Des poursuites pénales après un grave accident du travail

Lorsqu'un employeur est confronté à un grave accident du travail, il peut être poursuivi pénalement s'il s'avère que la politique en matière de sécurité laisse à désirer. Les administrateurs peuvent également être poursuivis. C'est ainsi que le gérant d'une entreprise active dans la construction d'échafaudage a été condamné récemment à une peine d'emprisonnement de huit mois avec sursis et à une amende de 9.000 euros après un accident du travail mortel à Bruges.

Lorsqu'un grave accident du travail se produit, l'employeur doit avertir l'Inspection Contrôle du bien-être au travail. Celle-ci effectue une enquête qui donne lieu à un " Pro Justitia " constatant formellement les infractions à la loi sur le bien-être au travail. Ce procès-verbal est ensuite transmis à l'Auditorat du travail, qui décide si le juge pénal doit être saisi de l'affaire.

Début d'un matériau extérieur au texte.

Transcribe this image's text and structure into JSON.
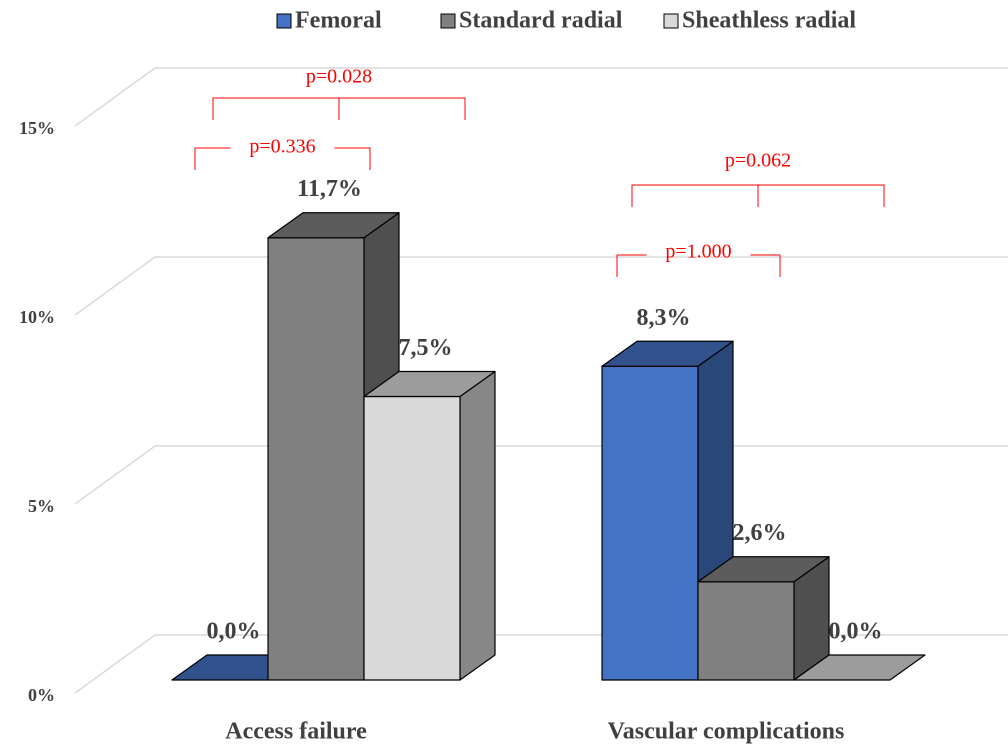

C'est généralement le cas pour les accidents du travail mortels ou entraînant des lésions permanentes. L'action n'est souvent pas seulement dirigée contre l'employeur. Il se peut également que les " mandataires " (administrateurs, gérants) et/ou les " préposés " (membres de la direction, management) doivent se justifier devant le juge pénal, parce que les mesures de sécurité prises étaient insuffisantes ou parce que le respect de ces mesures n'a pas fait l'objet d'un contrôle.

Dans l'exemple évoqué dans l'introduction, un accident du travail mortel était survenu lors du démontage d'un échafaudage. La victime se trouvait à une hauteur de huit mètres lorsqu'elle a été heurtée à l'arrière du crâne par un tube de sept kilogrammes. Elle a ensuite fait une chute qui l'a tuée sur le coup. Selon l'Auditorat du travail, l'accident était significatif d'une politique de sécurité médiocre au sein de l'entreprise. Cette dernière et le gérant ont été condamnés pour toute une série d'infractions. Ainsi la victime portait-elle un casque sans jugulaire qui, de ce fait, était tombé tout juste avant la chute. Par ailleurs, des tubes d'un mètre et demi de long étaient jetés de manière irréfléchie un étage plus bas.

La défense avait fait valoir que l'entreprise se préoccupait bel et bien sérieusement de la sécurité. Pour ce type d'échafaudages, des analyses de risques étaient ainsi réalisées et un conseiller en prévention était en service. Cela ne suffisait cependant pas pour le tribunal. Il n'appartient en effet pas au conseiller en prévention de vérifier si les normes de sécurité sont respectées. Cette responsabilité incombe aux supérieurs hiérarchiques.

Couverture par l'assurance RC Administrateurs

La responsabilité des administrateurs n'est pas couverte par la RC Entreprises. En tant qu'entreprise, vous avez dès lors tout intérêt à opter pour une assurance de responsabilité des administrateurs (" RC Administrateurs "), également connue sous le nom de police D&O (Directors & Officers Liability). Cette assurance couvre les conséquences financières résultant de la responsabilité des administrateurs pour les dommages subis par l'entreprise ou par des tiers. Bien qu'elle n'intervienne pas pour les éventuelles amendes ou peines infligées, elle couvre néanmoins la défense pénale de l'assuré.